Two successive bangs filled the room.
Flinching, she shot a look over her shoulder before folding the paper several times.
A loud crack followed the next blow to the hollow door.
One more solid boot and that thing’s— Faith dropped to her knees, lifted the bedframe, slipped the one-inch square under one of the four posts, and leaped to her feet, scooping up the floor lamp just as the door burst inward.
The men poured into her sanctuary; their guns pointed in her direction.
Backpedaling, thrusting the lamp at the intruders, she eyeballed their pistols. Of course...Glock 22s.
The men fanned out.
Faith gaped at them. The stranger to her left, the one who had held the blade from earlier, was tall and lean. The man on her two o’clock, creeping up to her bedside, Blade’s linebacker-of-a-partner stared at her with black eyes under bushy eyebrows.

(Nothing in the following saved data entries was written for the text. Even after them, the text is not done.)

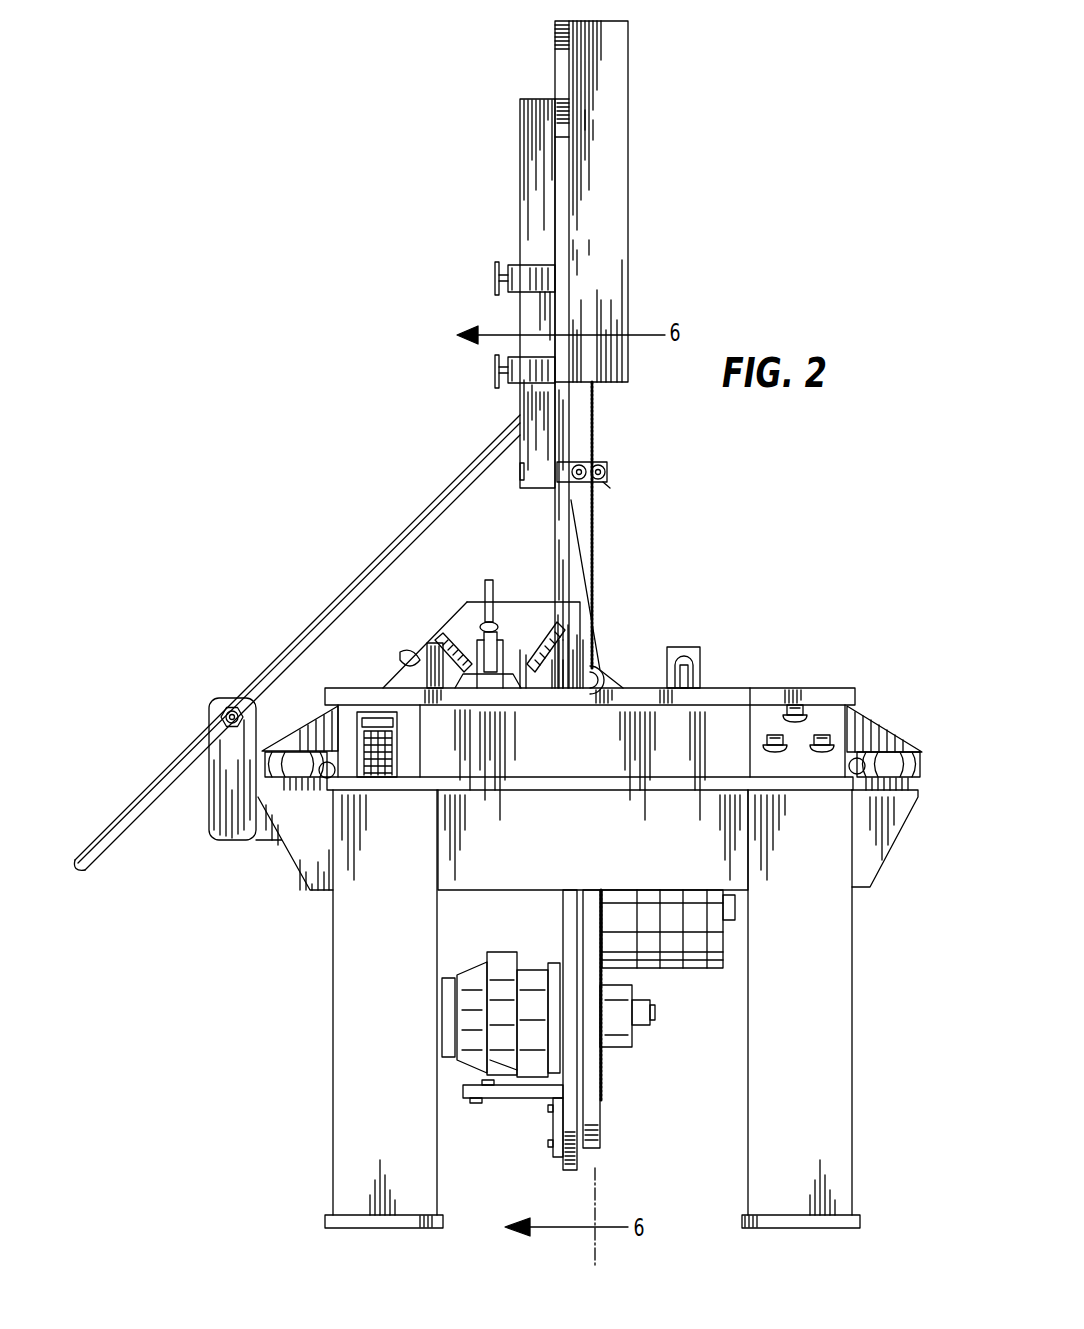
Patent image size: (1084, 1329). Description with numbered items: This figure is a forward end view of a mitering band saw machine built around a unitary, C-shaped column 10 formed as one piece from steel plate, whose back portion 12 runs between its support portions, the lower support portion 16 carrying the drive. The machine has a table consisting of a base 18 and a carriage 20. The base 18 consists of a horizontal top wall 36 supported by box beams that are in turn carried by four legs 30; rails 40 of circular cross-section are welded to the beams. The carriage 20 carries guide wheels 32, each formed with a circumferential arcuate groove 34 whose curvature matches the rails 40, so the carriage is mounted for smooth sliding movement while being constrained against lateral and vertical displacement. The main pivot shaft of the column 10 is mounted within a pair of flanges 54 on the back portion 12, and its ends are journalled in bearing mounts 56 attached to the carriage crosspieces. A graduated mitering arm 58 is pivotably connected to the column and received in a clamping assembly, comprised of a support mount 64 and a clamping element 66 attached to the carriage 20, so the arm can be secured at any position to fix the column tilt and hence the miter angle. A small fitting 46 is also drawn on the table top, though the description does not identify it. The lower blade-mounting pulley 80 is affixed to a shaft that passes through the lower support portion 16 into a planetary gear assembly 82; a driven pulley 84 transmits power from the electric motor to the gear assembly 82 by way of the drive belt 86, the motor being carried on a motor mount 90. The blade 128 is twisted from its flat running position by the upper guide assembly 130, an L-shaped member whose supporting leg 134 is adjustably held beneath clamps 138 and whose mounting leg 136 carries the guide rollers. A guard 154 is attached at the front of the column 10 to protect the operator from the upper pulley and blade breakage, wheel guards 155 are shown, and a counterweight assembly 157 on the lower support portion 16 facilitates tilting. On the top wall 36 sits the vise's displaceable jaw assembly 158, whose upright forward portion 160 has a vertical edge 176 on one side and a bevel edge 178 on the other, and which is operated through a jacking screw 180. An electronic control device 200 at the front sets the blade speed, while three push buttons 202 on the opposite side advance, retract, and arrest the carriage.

The column 10 is at (548, 524).
The back portion 12 is at (567, 560).
The lower support portion 16 is at (566, 1118).
The base 18 is at (584, 1009).
The carriage 20 is at (559, 845).
The legs 30 is at (340, 1080).
The guide wheels 32 is at (873, 752).
The circumferential arcuate groove 34 is at (298, 763).
The top wall 36 is at (758, 688).
The rails 40 is at (326, 790).
The stop 46 is at (684, 655).
The flanges 54 is at (603, 645).
The bearing mounts 56 is at (600, 682).
The mitering arm 58 is at (360, 584).
The support mount 64 is at (216, 822).
The clamping element 66 is at (232, 705).
The lower blade-mounting pulley 80 is at (615, 1032).
The planetary gear assembly 82 is at (500, 960).
The driven pulley 84 is at (447, 1027).
The drive belt 86 is at (447, 998).
The motor mount 90 is at (503, 1090).
The blade 128 is at (598, 405).
The upper guide assembly 130 is at (605, 481).
The supporting leg 134 is at (534, 187).
The mounting leg 136 is at (580, 470).
The clamps 138 is at (520, 372).
The guard 154 is at (608, 212).
The wheel guards 155 is at (318, 725).
The counterweight assembly 157 is at (670, 945).
The displaceable jaw assembly 158 is at (545, 632).
The upright forward portion 160 is at (500, 604).
The vertical edge 176 is at (586, 692).
The bevel edge 178 is at (418, 665).
The jacking screw 180 is at (462, 628).
The electronic control device 200 is at (380, 760).
The push buttons 202 is at (763, 745).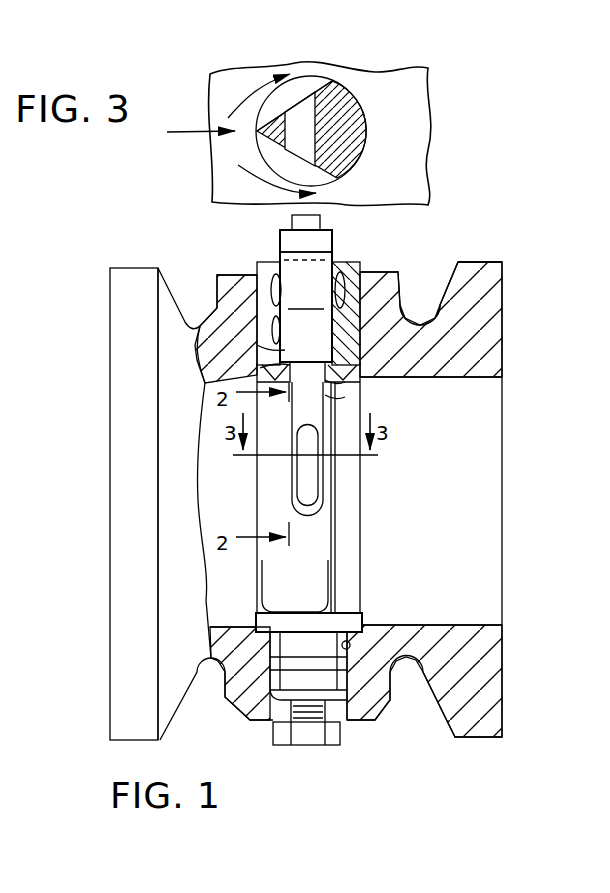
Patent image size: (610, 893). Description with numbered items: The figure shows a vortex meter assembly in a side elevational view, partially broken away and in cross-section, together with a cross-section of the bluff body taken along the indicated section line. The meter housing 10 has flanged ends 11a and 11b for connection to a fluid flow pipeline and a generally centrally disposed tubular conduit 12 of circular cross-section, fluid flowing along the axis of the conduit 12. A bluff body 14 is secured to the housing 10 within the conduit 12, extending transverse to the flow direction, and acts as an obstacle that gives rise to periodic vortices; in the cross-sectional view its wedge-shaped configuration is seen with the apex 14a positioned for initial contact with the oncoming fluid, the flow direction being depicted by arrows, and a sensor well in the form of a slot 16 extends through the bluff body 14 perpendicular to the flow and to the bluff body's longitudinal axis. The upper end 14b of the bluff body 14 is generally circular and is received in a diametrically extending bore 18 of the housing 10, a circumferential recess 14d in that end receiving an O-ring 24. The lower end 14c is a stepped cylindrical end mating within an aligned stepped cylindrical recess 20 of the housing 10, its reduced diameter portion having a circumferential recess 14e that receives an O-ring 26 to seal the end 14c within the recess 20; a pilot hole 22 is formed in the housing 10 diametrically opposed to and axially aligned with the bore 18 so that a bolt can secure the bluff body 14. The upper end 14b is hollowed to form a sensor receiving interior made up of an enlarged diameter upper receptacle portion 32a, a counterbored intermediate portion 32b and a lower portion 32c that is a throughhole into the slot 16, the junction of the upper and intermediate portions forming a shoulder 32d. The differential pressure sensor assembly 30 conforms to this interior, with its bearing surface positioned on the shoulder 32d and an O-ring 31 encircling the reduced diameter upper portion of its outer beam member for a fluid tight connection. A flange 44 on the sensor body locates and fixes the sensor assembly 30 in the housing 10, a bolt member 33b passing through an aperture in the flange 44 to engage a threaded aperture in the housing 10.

In FIG. 1, the meter housing 10 is at (110, 650).
In FIG. 1, the flanged end 11a is at (118, 306).
In FIG. 1, the flanged end 11b is at (490, 273).
In FIG. 3, the tubular conduit 12 is at (405, 124).
In FIG. 1, the tubular conduit 12 is at (494, 504).
In FIG. 3, the bluff body 14 is at (344, 134).
In FIG. 1, the bluff body 14 is at (327, 487).
In FIG. 3, the apex of the wedge 14a is at (257, 133).
In FIG. 1, the upper end of the bluff body 14b is at (234, 284).
In FIG. 1, the lower end of the bluff body 14c is at (380, 608).
In FIG. 1, the circumferential recess 14d is at (405, 324).
In FIG. 1, the circumferential recess 14e is at (345, 683).
In FIG. 3, the slot 16 is at (343, 153).
In FIG. 1, the slot 16 is at (314, 498).
In FIG. 1, the bore 18 is at (361, 274).
In FIG. 1, the stepped cylindrical recess 20 is at (350, 646).
In FIG. 1, the pilot hole 22 is at (315, 710).
In FIG. 1, the O-ring 24 is at (257, 352).
In FIG. 1, the O-ring 26 is at (317, 668).
In FIG. 1, the sensor assembly 30 is at (306, 296).
In FIG. 1, the O-ring 31 is at (290, 366).
In FIG. 1, the upper receptacle portion 32a is at (281, 263).
In FIG. 1, the intermediate portion 32b is at (330, 384).
In FIG. 1, the lower portion 32c is at (330, 399).
In FIG. 1, the shoulder 32d is at (258, 348).
In FIG. 1, the bolt member 33b is at (322, 222).
In FIG. 1, the flange 44 is at (328, 244).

Okay, why am I not dead yet? What do they want? She glanced at the mattress and saw herself there from an hour ago. They’re NOT getting that. She swung the lamp toward Linebacker’s head.

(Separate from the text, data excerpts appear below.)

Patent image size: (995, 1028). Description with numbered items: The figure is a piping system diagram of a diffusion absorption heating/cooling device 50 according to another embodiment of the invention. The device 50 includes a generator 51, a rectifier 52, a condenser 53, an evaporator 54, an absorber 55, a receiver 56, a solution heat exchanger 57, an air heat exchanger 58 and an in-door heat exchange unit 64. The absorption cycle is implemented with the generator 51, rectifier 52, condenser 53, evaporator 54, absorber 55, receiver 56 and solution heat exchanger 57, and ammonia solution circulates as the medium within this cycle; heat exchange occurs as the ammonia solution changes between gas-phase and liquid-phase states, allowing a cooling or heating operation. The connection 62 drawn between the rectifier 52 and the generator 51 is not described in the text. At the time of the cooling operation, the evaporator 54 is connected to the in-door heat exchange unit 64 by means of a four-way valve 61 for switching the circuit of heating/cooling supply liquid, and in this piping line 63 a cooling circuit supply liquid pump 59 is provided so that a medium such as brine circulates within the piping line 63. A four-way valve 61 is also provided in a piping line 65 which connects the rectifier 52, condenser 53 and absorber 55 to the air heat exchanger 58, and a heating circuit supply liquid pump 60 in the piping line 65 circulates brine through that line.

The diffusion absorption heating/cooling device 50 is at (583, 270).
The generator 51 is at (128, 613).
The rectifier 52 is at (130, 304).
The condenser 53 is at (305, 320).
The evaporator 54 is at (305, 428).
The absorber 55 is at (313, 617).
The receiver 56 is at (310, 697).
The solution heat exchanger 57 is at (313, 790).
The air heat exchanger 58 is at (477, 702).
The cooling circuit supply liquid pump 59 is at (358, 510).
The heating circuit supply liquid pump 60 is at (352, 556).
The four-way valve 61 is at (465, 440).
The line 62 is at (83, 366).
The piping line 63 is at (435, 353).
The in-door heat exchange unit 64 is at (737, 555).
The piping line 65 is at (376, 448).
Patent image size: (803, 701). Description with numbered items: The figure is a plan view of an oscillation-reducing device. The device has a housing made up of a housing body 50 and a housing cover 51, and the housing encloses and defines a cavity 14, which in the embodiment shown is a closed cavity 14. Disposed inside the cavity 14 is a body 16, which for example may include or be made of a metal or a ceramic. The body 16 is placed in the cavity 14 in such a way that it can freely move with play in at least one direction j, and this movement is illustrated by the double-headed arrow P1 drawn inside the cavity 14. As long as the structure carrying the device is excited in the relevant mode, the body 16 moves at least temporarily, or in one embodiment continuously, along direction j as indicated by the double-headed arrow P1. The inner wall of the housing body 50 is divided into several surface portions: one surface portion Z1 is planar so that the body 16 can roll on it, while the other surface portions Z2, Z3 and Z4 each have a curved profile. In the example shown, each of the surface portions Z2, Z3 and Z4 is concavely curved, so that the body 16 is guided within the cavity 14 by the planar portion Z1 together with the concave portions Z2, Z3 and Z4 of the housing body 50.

He hunched a shoulder, and the bulb shattered against his upper arm.
Blade lunged.
She whipped the lamp around, and the bulb’s jagged glass and sharp metal base opened a two-inch gash under Blade’s left eye.
Howling, he grabbed his cheek and pivoted toward the dresser.

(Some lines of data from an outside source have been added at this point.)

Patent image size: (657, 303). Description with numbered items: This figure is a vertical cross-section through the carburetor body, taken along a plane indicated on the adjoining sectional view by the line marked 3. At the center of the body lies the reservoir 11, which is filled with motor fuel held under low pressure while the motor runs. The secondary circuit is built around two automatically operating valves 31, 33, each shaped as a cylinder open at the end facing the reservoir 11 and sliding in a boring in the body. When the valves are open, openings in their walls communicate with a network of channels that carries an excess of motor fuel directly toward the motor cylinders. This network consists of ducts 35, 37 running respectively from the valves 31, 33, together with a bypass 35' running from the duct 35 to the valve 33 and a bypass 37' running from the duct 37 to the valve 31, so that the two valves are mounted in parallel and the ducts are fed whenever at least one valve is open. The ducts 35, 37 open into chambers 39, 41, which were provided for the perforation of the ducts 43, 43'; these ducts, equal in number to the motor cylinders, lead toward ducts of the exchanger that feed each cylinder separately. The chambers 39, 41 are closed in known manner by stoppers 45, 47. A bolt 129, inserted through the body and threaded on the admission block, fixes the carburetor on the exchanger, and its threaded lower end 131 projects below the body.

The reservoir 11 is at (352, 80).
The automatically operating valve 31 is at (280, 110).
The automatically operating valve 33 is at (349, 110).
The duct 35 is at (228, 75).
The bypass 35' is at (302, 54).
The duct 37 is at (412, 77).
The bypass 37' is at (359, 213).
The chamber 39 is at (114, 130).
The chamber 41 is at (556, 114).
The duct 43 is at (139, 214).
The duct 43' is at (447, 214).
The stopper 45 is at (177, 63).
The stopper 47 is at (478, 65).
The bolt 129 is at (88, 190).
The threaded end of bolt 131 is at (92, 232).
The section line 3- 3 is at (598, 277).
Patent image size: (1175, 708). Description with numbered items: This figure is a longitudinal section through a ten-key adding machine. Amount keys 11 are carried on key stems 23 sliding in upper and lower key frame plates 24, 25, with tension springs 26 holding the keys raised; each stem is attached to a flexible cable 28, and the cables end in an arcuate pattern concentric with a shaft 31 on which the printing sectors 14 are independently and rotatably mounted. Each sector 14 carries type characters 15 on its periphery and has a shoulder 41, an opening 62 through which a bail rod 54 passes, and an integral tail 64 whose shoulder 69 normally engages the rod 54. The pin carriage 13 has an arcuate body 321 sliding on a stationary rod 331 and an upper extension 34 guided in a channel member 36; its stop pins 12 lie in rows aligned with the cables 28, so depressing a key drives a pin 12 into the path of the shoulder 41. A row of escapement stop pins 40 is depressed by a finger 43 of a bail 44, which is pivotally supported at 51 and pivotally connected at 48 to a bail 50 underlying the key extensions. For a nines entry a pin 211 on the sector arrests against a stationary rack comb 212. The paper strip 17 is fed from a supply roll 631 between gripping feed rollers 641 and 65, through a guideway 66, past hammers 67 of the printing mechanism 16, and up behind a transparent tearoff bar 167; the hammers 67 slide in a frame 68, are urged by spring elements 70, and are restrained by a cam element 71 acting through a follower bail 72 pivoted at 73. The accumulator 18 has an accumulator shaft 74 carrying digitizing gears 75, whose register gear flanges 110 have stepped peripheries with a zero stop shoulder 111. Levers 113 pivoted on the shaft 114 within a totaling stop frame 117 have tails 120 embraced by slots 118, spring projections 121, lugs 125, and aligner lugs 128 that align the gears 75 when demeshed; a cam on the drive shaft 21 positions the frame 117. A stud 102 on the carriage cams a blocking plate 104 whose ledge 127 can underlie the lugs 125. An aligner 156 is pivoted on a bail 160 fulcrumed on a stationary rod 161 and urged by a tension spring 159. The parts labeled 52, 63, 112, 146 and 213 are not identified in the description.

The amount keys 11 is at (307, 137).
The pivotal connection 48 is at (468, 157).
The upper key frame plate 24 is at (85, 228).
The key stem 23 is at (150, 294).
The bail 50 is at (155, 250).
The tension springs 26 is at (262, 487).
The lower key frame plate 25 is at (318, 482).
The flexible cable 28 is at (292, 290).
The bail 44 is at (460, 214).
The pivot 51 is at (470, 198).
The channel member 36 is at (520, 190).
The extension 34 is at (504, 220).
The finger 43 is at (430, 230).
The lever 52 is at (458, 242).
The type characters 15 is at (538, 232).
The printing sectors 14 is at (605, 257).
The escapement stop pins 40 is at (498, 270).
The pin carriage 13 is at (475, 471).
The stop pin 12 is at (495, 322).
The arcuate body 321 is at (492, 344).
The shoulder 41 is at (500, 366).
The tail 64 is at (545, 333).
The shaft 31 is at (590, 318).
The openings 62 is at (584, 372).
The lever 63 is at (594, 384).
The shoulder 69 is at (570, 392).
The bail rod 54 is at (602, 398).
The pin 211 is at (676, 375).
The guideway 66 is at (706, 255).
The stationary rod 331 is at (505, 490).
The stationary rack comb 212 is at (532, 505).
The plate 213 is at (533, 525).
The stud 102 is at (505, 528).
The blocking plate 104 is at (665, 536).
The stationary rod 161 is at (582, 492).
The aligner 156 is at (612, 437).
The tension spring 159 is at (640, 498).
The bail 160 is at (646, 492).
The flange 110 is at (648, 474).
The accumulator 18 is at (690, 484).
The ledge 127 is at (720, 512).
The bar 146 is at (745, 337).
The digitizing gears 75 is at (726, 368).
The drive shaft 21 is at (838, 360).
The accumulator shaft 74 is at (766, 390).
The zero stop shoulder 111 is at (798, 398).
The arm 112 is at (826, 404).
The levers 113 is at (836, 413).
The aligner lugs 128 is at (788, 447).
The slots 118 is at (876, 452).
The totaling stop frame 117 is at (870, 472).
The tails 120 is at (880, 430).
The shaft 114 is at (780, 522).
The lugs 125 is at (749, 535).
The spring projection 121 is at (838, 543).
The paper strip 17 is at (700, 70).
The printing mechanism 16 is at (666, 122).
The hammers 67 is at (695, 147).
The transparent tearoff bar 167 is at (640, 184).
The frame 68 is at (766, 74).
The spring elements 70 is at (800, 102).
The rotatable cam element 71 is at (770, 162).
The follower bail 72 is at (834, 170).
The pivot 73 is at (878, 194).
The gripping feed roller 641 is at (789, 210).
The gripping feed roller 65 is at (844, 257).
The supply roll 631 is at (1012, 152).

Faith reversed course with her brass ‘sword.’
Linebacker parried the strike with his right forearm, clenched the lamp’s stem with his free hand, and pulled while sweeping her foot with his.
Faith tumbled and rolled. Landing on her backside, she drew knees to her chest and drove out her legs.
Linebacker redirected the attack upward, spread her feet apart, and fell on top of her, his stomach slapping onto hers, his groin smacking against hers.
The air left her lungs, and she rolled her head to the side, her mouth opening and closing while gasping for oxygen.
Linebacker forced her arms above her shoulders and pinned her wrists to the floor.
Blade ransacked a dresser drawer, retrieved a t-shirt, and held the garment to his injured face as he made his way to the subdued woman.
Not having taken her first full breath yet, Faith looked up at the man, pressure building behind her forehead.
He holstered the Glock, flicked open his knife, sat on his haunches, and touched the blade’s tip to her throat.
She sucked in a scant amount of air and swallowed, feeling the cutting tool’s sharp edge pierce the skin under her jawline.
Blade smirked at the growing line of blood on her neck before meeting her gaze. “Be a good girl, Miss Mahoney. And make this easier on all of us.”
∞=∞=∞=∞=∞=∞=∞
.
Chapter 2
Bad News
9 MAY—1:01 P.M.
ALEXANDRIA, VIRGINIA
Halfway through spring, Mother Nature had been displaying signs of new life. And today, her partly sunny skies and temperatures in the upper sixties had helped lessen the somber atmosphere at the cemetery, at the outdoor service for a late deputy marshal.
With prayers having been said, respects paid, and last words shared, all the well-dressed funeral goers, except for two of them, were making their way to vehicles. Standing at the base of a shallow hill, those two persons had spent the last ten minutes expressing condolences, reliving the recent past, and discussing the future, discussing business.
“Well, I should get going.” Dressed in a black suit, black tie, and a white dress shirt, the thirty-six-year-old, five-eleven, one-seventy Noah Randall ran a palm down his clean-shaven face before lightly scratching the scalp beneath his short dark hair. “Since my new job will have me living here in Alexandria,” the former DEA agent dug out black sunglasses from a coat pocket and slipped on the eyewear, “I need to start looking at some apartments.”